Commentary: Can Blair Repair the U.S.-Europe Rift?

Does Tony Blair care about Europe anymore? The British Prime Minister has gambled so much on Britain's alliance with the U.S. that it seems Europe is no longer on his agenda. After all, France and Germany have made it clear they are furious with Blair's pro-war stance -- and the Franco-German axis, at the end of the day, still asserts the most power in the Old World. Better for Blair to stick with George W. Bush. Indeed, on Mar. 26, just a week after the war started, Blair flew to Camp David to consult with the American President on the next phase in the war and to win U.S. support for two new U.N. resolutions on humanitarian aid and the reconstruction of Iraq.

But don't let Blair's astonishingly pro-American stance fool you. The PM cares desperately about Europe -- so much so, in fact, that he is about to take on the next big diplomatic gamble of his career. First, he answered America's call to arms. Now, he wants to repair the Atlantic Alliance. And the way to do that is to make the special relationship even more special.

How so? Blair wants to increase his influence in the European Union at a time when the organization is expanding to the East. And he has not abandoned his goal of nudging Britain into monetary union. He wants to pull Europe away from the Franco-German model of big, welfare-state economics and heavy regulation. And Blair wants to align with a number of current and future members of the EU -- Spain, Italy, Poland, Denmark, Portugal, and the Netherlands, to name just a few -- who resent the French, in particular, and who want to mold Europe to their own purposes.

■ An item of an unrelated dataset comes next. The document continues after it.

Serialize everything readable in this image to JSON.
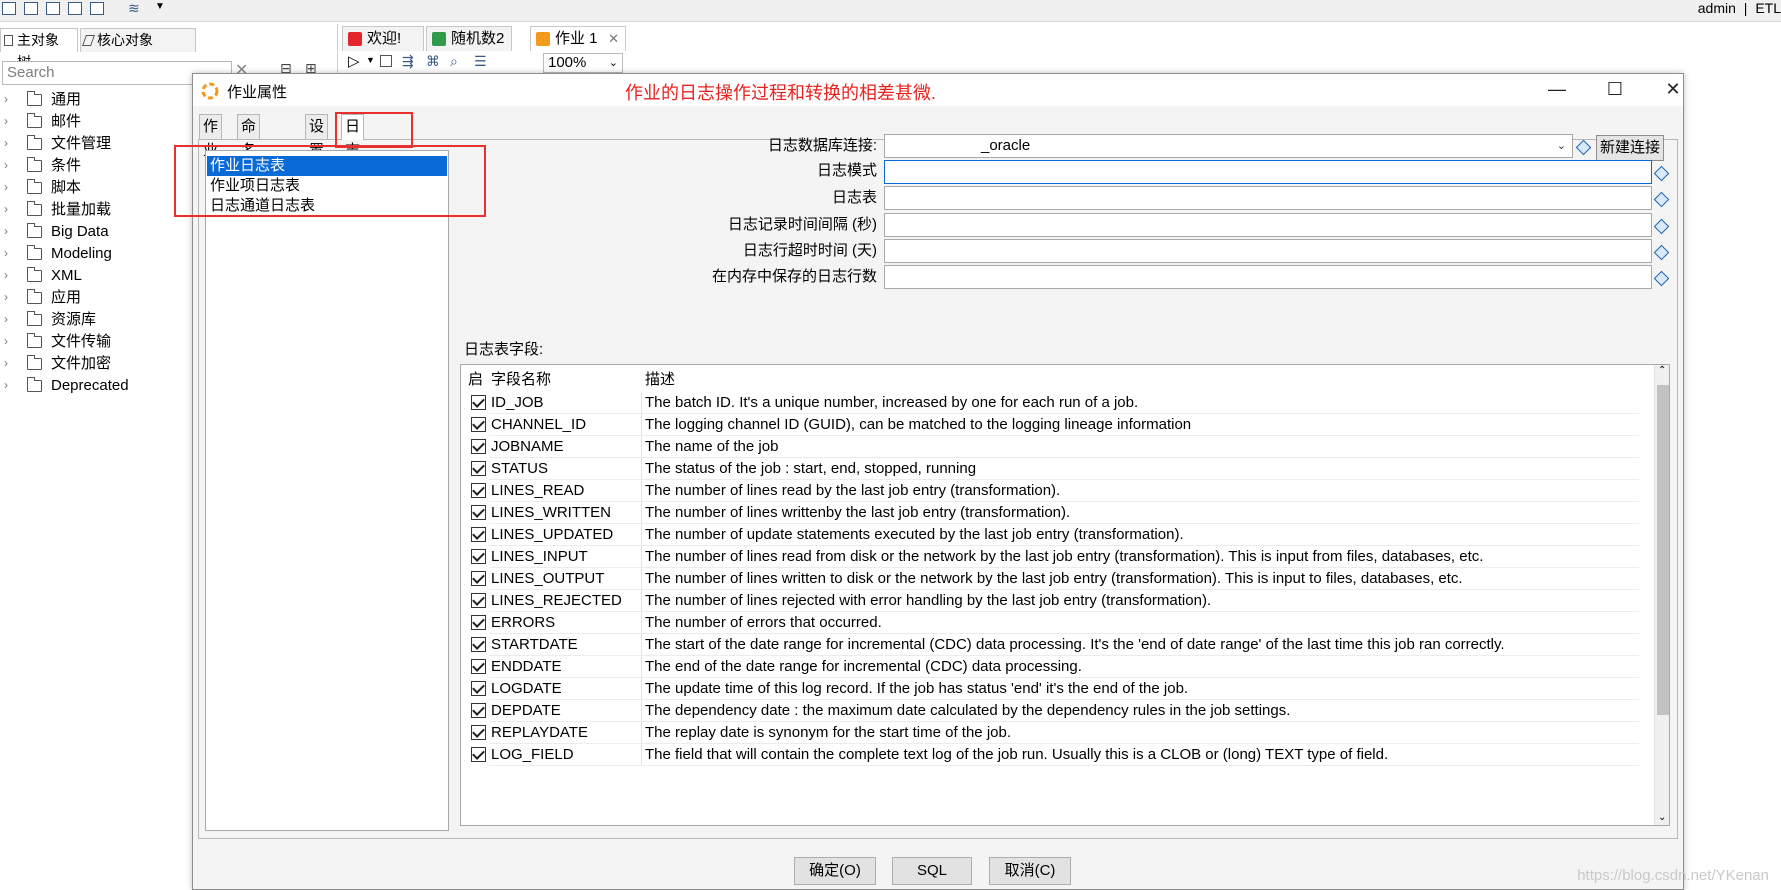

Trouble is, you don't achieve those goals by remaining at permanent loggerheads with the great powers of the Continent. "Blair has lost standing in Europe because of his pro-American stance," says Charles Grant, director of the Centre for European Reform in London. "So it's important that he show that Britain's relationship with the U.S. is paying dividends."

If Blair can repair the rift between Europe and the U.S., he will be well on his way to achieving new power broker status. His goal is to get the U.S. to agree to greater involvement of the international community and the U.N. in rebuilding Iraq as well as to secure a firm U.S. commitment to a road map for peace in the Israeli-Palestinian conflict. Progress on either front would go a long way toward helping Britain regain its credibility in Europe -- and increasing Blair's leverage.

The Prime Minister probably won't get all the assurances he wants on this trip. Persuading the more hawkish members of the Bush Administration of the need for greater international involvement won't be easy. The U.S. already has plans for a temporary civilian peacekeeping force under control of the U.S. military. But Blair knows that would only increase European resentment at what is viewed as America's go-it-alone foreign policy. "If Blair fails to get the U.S. to accept greater U.N. involvement, his political credibility at home and abroad will wane sharply," says Tom Bentley, director of Demos, an independent think tank in London. "And relations between Europe and the U.S. would get worse before they get better."

Still, this trip to Camp David won't be Blair's last. The PM will keep engaging Bush, pushing the American President to reconnect with Europe and build some sort of multilateral approach to postwar problems. At a Downing Street briefing on Mar. 25, Blair said that the alternative to partnership between Europe and the U.S. is an "extremely dangerous polarization between the powers of the two continents." And "if Europe and America split apart from each other, [the loser is] not going to be Britain."

Can Blair pull off this détente? If his success in persuading the voters at home is any indication, he just may do so. Once British soldiers went into battle, public opinion rallied behind them. A Mar. 26 survey conducted by London-based online research and polling outfit YouGov Ltd. shows support for the war now stands at 56%, a 6-point gain in just one week. Blair's personal-approval ratings have also soared to 56%, up from 47% a week earlier. Another successful throw of the dice could secure his position in Europe. But George Bush has to back him up.